Hi,
On 2023-01-13 11:55:47 -0800, Andres Freund wrote:
> Does anybody see a reason to not move forward with this aspect? We do a fair
> amount of INSTR_TIME_ACCUM_DIFF() etc, and that gets a good bit cheaper by
> just using nanoseconds. We'd also save memory in BufferUsage (144-122 bytes),
> Instrumentation (16 bytes saved in Instrumentation itself, 32 via
> BufferUsage).
This actually under-counted the benefits, because we have two BufferUsage and
two WalUsage in Instrumentation.
Before:
/* size: 448, cachelines: 7, members: 20 */
/* sum members: 445, holes: 1, sum holes: 3 */
After
/* size: 368, cachelines: 6, members: 20 */
/* sum members: 365, holes: 1, sum holes: 3 */
The difference in the number of instructions in InstrStopNode is astounding:
1016 instructions with timespec, 96 instructions with nanoseconds. Some of
that is the simpler data structure, some because the compiler now can
auto-vectorize the four INSTR_TIME_ACCUM_DIFF in BufferUsageAccumDiff into
one.
We probably should convert Instrumentation->firsttuple to a instr_time now as
well, no point in having the code for conversion to double in the hot routine,
that can easily happen in explain. But that's for a later patch.
I suggested downthread that we should convert the win32 implementation to be
more similar to the unix-nanoseconds representation. A blind conversion looks
good, and lets us share a number of macros.

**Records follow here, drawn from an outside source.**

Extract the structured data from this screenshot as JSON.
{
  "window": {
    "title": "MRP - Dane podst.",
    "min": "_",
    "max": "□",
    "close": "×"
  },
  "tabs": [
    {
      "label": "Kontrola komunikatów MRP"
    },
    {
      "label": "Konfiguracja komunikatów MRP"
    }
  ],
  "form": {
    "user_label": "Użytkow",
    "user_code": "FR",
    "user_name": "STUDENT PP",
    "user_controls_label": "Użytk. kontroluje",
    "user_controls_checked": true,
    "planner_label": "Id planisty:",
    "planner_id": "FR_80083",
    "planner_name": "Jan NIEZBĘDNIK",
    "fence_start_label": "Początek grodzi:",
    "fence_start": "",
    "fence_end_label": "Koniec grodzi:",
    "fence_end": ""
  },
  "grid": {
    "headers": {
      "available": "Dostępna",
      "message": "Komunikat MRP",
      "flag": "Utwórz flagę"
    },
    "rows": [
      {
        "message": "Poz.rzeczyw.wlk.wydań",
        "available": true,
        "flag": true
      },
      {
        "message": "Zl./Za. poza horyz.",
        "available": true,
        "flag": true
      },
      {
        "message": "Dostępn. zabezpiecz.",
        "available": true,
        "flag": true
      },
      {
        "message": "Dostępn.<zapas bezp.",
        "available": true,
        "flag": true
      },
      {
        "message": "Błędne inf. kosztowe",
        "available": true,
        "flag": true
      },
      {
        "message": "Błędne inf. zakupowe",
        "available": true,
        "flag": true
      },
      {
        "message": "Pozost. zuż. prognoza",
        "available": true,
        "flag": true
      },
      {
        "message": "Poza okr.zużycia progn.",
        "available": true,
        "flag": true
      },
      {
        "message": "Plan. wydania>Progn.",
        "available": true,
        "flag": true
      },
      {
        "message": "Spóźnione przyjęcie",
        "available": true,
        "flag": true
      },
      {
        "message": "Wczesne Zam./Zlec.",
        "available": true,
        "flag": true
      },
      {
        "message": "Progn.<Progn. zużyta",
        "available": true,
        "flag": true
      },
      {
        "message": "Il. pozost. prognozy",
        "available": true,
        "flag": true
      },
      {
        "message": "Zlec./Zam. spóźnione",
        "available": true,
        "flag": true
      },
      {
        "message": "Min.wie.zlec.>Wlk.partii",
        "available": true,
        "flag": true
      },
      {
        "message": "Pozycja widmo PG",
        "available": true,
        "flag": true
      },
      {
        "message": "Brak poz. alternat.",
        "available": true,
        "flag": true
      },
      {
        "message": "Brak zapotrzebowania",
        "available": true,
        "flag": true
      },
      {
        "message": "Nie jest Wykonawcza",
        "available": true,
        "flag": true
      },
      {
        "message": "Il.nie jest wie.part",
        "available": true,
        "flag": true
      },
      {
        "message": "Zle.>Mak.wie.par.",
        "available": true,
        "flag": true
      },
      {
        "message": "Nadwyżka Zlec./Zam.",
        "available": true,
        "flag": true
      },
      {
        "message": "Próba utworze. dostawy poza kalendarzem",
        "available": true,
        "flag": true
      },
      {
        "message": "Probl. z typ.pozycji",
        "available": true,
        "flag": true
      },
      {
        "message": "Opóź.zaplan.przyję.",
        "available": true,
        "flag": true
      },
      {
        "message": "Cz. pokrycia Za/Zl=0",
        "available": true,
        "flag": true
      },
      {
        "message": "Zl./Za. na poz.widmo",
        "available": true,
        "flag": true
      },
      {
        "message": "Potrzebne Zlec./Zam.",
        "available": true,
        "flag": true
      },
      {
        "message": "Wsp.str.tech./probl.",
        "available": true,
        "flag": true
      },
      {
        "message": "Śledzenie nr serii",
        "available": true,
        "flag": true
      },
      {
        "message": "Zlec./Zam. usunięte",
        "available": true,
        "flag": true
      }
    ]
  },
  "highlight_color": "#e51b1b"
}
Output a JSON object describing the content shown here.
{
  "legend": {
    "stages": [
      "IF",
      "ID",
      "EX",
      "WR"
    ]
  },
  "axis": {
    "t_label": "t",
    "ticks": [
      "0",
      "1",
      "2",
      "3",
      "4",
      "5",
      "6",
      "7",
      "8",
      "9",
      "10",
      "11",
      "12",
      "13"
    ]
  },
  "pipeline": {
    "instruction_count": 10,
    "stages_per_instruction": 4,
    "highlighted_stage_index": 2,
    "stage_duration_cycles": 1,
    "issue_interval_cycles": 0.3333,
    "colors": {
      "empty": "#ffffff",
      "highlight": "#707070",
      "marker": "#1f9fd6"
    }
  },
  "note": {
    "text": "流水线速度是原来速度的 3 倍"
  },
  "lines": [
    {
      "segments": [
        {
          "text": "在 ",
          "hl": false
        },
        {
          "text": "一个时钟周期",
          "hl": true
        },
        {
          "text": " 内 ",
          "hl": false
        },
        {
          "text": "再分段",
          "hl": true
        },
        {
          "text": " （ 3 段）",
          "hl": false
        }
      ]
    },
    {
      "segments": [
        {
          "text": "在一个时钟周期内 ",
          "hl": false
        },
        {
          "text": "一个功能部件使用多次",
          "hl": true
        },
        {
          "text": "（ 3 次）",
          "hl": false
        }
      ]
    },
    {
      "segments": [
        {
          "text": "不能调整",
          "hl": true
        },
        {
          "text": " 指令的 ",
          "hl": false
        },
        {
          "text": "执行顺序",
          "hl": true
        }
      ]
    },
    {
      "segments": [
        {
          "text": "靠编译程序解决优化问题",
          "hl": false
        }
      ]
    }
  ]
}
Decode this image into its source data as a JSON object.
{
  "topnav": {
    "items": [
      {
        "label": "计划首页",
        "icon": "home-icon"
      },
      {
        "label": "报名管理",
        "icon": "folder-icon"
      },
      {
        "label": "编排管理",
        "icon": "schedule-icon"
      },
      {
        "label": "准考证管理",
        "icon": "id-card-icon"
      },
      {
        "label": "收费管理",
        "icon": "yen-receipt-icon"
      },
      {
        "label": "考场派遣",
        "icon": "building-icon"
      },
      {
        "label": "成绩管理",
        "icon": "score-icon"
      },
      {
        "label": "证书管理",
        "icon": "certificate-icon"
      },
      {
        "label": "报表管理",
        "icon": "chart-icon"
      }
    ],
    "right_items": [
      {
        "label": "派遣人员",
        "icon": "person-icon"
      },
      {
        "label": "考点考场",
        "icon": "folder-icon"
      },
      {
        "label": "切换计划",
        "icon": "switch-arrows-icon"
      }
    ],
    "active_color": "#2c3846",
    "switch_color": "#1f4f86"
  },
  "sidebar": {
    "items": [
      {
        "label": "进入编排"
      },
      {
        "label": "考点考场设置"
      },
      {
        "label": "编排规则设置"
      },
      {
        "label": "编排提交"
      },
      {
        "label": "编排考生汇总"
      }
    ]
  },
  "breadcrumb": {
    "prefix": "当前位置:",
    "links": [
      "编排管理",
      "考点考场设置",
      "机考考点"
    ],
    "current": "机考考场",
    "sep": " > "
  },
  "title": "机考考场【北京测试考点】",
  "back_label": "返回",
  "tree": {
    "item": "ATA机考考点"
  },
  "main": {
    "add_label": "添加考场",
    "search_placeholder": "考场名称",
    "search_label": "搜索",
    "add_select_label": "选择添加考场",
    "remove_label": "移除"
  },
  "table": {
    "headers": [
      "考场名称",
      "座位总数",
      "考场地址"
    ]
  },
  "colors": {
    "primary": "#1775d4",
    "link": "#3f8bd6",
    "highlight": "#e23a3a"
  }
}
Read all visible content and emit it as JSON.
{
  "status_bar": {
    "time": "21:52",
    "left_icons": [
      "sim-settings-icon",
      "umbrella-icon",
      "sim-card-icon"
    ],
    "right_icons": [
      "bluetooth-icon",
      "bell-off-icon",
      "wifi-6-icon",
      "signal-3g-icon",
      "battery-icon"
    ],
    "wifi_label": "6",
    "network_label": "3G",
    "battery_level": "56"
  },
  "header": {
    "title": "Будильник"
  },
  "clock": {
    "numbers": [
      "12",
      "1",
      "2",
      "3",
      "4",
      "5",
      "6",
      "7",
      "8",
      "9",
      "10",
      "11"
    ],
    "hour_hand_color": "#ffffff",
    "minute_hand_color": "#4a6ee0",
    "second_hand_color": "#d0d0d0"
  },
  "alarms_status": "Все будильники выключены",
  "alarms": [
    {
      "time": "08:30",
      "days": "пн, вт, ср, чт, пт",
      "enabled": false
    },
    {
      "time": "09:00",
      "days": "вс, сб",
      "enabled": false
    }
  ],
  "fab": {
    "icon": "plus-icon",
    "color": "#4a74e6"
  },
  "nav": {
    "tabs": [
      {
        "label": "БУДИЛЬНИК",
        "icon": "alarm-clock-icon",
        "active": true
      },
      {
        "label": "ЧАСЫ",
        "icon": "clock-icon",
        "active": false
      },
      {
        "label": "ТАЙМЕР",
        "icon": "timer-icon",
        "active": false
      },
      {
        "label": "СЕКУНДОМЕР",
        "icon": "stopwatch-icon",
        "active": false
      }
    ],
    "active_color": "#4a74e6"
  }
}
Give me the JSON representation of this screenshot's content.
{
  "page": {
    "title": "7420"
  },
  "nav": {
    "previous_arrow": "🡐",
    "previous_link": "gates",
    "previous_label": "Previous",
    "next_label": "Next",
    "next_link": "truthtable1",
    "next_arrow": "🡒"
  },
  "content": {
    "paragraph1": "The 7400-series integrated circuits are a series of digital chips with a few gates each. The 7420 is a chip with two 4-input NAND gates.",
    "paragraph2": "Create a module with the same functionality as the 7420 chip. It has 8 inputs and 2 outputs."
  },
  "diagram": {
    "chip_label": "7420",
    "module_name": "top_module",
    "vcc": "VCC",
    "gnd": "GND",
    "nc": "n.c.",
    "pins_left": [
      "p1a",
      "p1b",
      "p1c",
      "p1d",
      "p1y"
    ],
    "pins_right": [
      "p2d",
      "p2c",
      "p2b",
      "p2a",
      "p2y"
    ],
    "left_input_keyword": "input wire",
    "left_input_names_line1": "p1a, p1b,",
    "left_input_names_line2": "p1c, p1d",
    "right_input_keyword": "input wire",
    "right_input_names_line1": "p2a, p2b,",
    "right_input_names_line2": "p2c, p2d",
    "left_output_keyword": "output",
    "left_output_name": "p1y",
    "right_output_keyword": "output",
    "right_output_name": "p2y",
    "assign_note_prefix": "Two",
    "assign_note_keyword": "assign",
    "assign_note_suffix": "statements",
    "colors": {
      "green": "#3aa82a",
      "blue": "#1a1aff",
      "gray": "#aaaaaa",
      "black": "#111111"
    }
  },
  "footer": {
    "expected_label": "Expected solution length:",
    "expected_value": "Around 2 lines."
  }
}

I wonder if we should deprecate INSTR_TIME_IS_ZERO()/INSTR_TIME_SET_ZERO() and
allow 0 to be used instead. Not needing INSTR_TIME_SET_ZERO() allows variable
definitions to initialize the value, which does avoid some unnecessarily
awkward code. Alternatively we could introduce INSTR_TIME_ZERO() for that
purpose?
Greetings,
Andres Freund